How was the transaction evil?

I used the following script to INSERT one million rows, and then UPDATE each row ten times, leaving the transaction open and un-committed:

#!/usr/bin/env ruby

require "mysql"

m = Mysql.new("127.0.0.1", "root", "", "test", 13000)

m.query("DROP TABLE IF EXISTS t") m.query("CREATE TABLE t (a INT UNSIGNED NOT NULL, b INT UNSIGNED NOT NULL, PRIMARY KEY (a)) ENGINE=InnoDB")

m.query("START TRANSACTION")

(1..1000000).each do |i| m.query("INSERT INTO t (a, b) VALUES (#{i}, 0)") puts "Inserted #{i} rows..." if i % 10000 == 0 end

(1..10).each do |i| m.query("UPDATE t SET b=#{i}") puts "Updated #{i} times..." end

sleep 1000000

As described in The basics of the InnoDB undo logging and history system, these modifications are made to the database, and there is a single index structure used by both the uncommitted write transaction and my read transaction. Although my read transaction is not able to see any of the rows inserted and subsequently modified by the writing transaction, in order to figure that out, it needs to apply all the undo records to each row encountered (10 each). This, of course, takes time.

Leaky visibility

You can see some of the hidden visibility of the in-flight data “leaking” in the amount of time different operations take. For instance, scanning all rows takes more than 5 seconds, but using the condition a > 1000000 can be immediately evaluated. Suspiciously the condition a > 500000 takes approximately half as much time as scanning all rows (because it has half as much work to do). Of course, all of these queries return an empty set.

Applicability to the real world

While almost no one would intentionally do what my script does, I have actually seen the end result in production systems before: a very large transaction updated a row many times resulting in many slow queries trying to access the table. Some queries would be fast, some slow.

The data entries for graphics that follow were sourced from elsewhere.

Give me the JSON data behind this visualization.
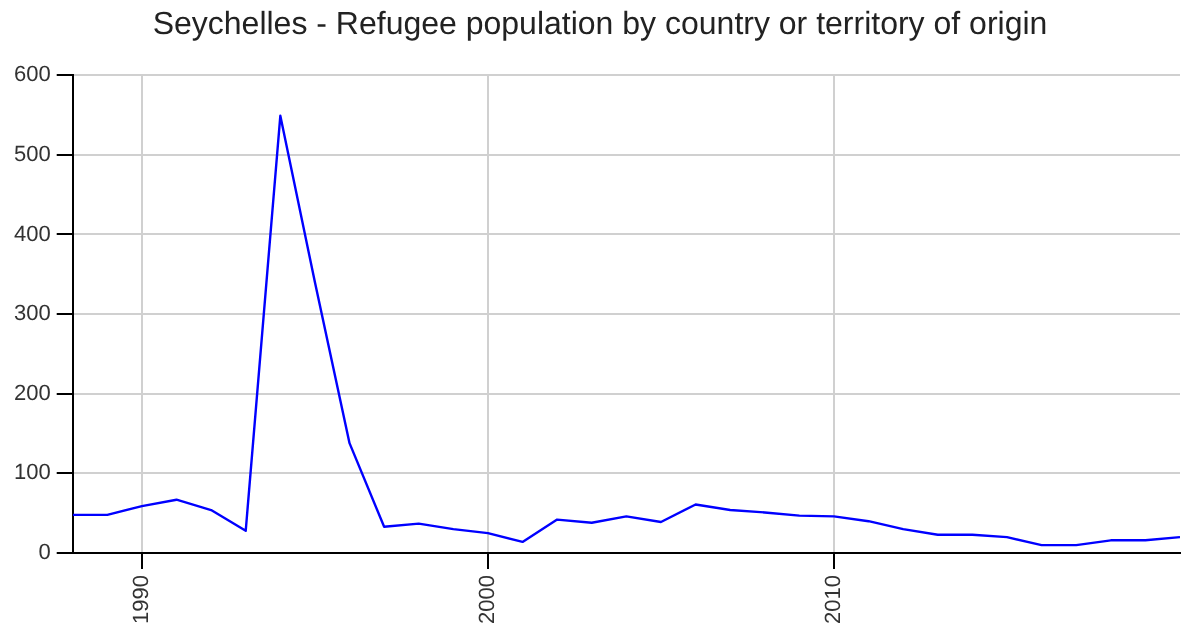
{
  "chart_data": {
    "type": "line",
    "title": "Seychelles - Refugee population by country or territory of origin",
    "x": [
      1988,
      1989,
      1990,
      1991,
      1992,
      1993,
      1994,
      1995,
      1996,
      1997,
      1998,
      1999,
      2000,
      2001,
      2002,
      2003,
      2004,
      2005,
      2006,
      2007,
      2008,
      2009,
      2010,
      2011,
      2012,
      2013,
      2014,
      2015,
      2016,
      2017,
      2018,
      2019,
      2020
    ],
    "series": [
      {
        "color": "#0000ff",
        "values": [
          48,
          48,
          59,
          67,
          54,
          28,
          549,
          340,
          138,
          33,
          37,
          30,
          25,
          14,
          42,
          38,
          46,
          39,
          61,
          54,
          51,
          47,
          46,
          40,
          30,
          23,
          23,
          20,
          10,
          10,
          16,
          16,
          20
        ]
      }
    ],
    "xlim": [
      1988,
      2020
    ],
    "xticks": [
      1990,
      2000,
      2010
    ],
    "ylim": [
      0,
      600
    ],
    "yticks": [
      0,
      100,
      200,
      300,
      400,
      500,
      600
    ],
    "grid": true,
    "legend": false,
    "marker": "none",
    "line_style": "solid"
  }
}
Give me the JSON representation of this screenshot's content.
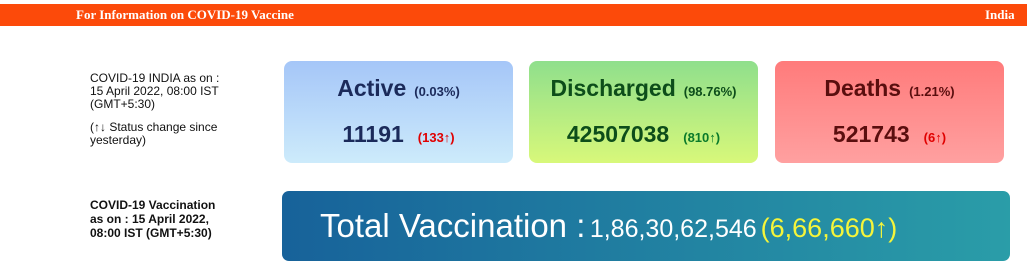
{
  "header": {
    "title": "For Information on COVID-19 Vaccine",
    "country": "India"
  },
  "status": {
    "lines": [
      "COVID-19 INDIA as on :",
      "15 April 2022, 08:00 IST",
      "(GMT+5:30)"
    ],
    "note": [
      "(↑↓ Status change since",
      "yesterday)"
    ]
  },
  "cards": [
    {
      "label": "Active",
      "percent": "(0.03%)",
      "value": "11191",
      "change": "(133↑)"
    },
    {
      "label": "Discharged",
      "percent": "(98.76%)",
      "value": "42507038",
      "change": "(810↑)"
    },
    {
      "label": "Deaths",
      "percent": "(1.21%)",
      "value": "521743",
      "change": "(6↑)"
    }
  ],
  "vaccination": {
    "lines": [
      "COVID-19 Vaccination",
      "as on : 15 April 2022,",
      "08:00 IST (GMT+5:30)"
    ],
    "label": "Total Vaccination :",
    "total": "1,86,30,62,546",
    "change": "(6,66,660↑)"
  }
}
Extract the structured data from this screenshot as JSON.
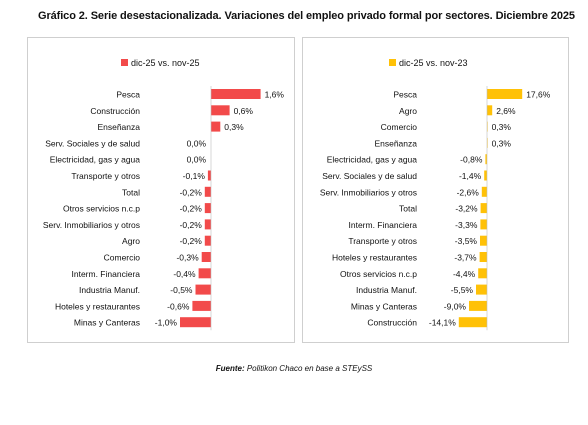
{
  "title": "Gráfico 2. Serie desestacionalizada. Variaciones del empleo privado formal por sectores. Diciembre 2025",
  "source_label": "Fuente:",
  "source_text": " Politikon Chaco en base a STEySS",
  "colors": {
    "left": "#f24a4a",
    "right": "#ffc107"
  },
  "chart_data": [
    {
      "type": "bar",
      "orientation": "horizontal",
      "series_name": "dic-25 vs. nov-25",
      "legend": "top",
      "value_suffix": "%",
      "categories": [
        "Pesca",
        "Construcción",
        "Enseñanza",
        "Serv. Sociales y de salud",
        "Electricidad, gas y agua",
        "Transporte y otros",
        "Total",
        "Otros servicios n.c.p",
        "Serv. Inmobiliarios y otros",
        "Agro",
        "Comercio",
        "Interm. Financiera",
        "Industria Manuf.",
        "Hoteles y restaurantes",
        "Minas y Canteras"
      ],
      "values": [
        1.6,
        0.6,
        0.3,
        0.0,
        0.0,
        -0.1,
        -0.2,
        -0.2,
        -0.2,
        -0.2,
        -0.3,
        -0.4,
        -0.5,
        -0.6,
        -1.0
      ],
      "labels": [
        "1,6%",
        "0,6%",
        "0,3%",
        "0,0%",
        "0,0%",
        "-0,1%",
        "-0,2%",
        "-0,2%",
        "-0,2%",
        "-0,2%",
        "-0,3%",
        "-0,4%",
        "-0,5%",
        "-0,6%",
        "-1,0%"
      ]
    },
    {
      "type": "bar",
      "orientation": "horizontal",
      "series_name": "dic-25 vs. nov-23",
      "legend": "top",
      "value_suffix": "%",
      "categories": [
        "Pesca",
        "Agro",
        "Comercio",
        "Enseñanza",
        "Electricidad, gas y agua",
        "Serv. Sociales y de salud",
        "Serv. Inmobiliarios y otros",
        "Total",
        "Interm. Financiera",
        "Transporte y otros",
        "Hoteles y restaurantes",
        "Otros servicios n.c.p",
        "Industria Manuf.",
        "Minas y Canteras",
        "Construcción"
      ],
      "values": [
        17.6,
        2.6,
        0.3,
        0.3,
        -0.8,
        -1.4,
        -2.6,
        -3.2,
        -3.3,
        -3.5,
        -3.7,
        -4.4,
        -5.5,
        -9.0,
        -14.1
      ],
      "labels": [
        "17,6%",
        "2,6%",
        "0,3%",
        "0,3%",
        "-0,8%",
        "-1,4%",
        "-2,6%",
        "-3,2%",
        "-3,3%",
        "-3,5%",
        "-3,7%",
        "-4,4%",
        "-5,5%",
        "-9,0%",
        "-14,1%"
      ]
    }
  ]
}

Serious implications for system administrators and DBAs

There are no limits to how much space a user can consume in the form of undo history. I have filed MySQL Bug #72362: “Users may use an unlimited amount of undo space” suggesting that configuration options be added to limit the amount of undo space which a user could cause to be consumed. I wrote the following:

As InnoDB is currently implemented, it is possible for users to use an unlimited amount of space for undo history by either:

Creating a single or many large transactions writing to as few as one row many times, directly accumulating undo history.

Leaving open a transaction (while minimally keeping it alive) with a read view, indirectly accumulating undo history by preventing purge.

(Additionally, the user could combine both of these approaches, leaving open a transaction with a read view while simultaneously generating a large number of small transactions which individually have a small amount of undo history. This may better prevent detection of the culprit.)

Both of these situations allow a regular user, without special privileges, to consume large amounts of disk space in the system tablespace, potentially causing the system tablespace to be expanded to consume all filesystem space and without an easy recourse from the system administrator.

And I’ve suggested that new configuration options be added for the following:

Limit the undo space consumed by a single transaction.
Limit the aggregate undo space consumed by a given user.
Limit the age of the transaction read view for a given user.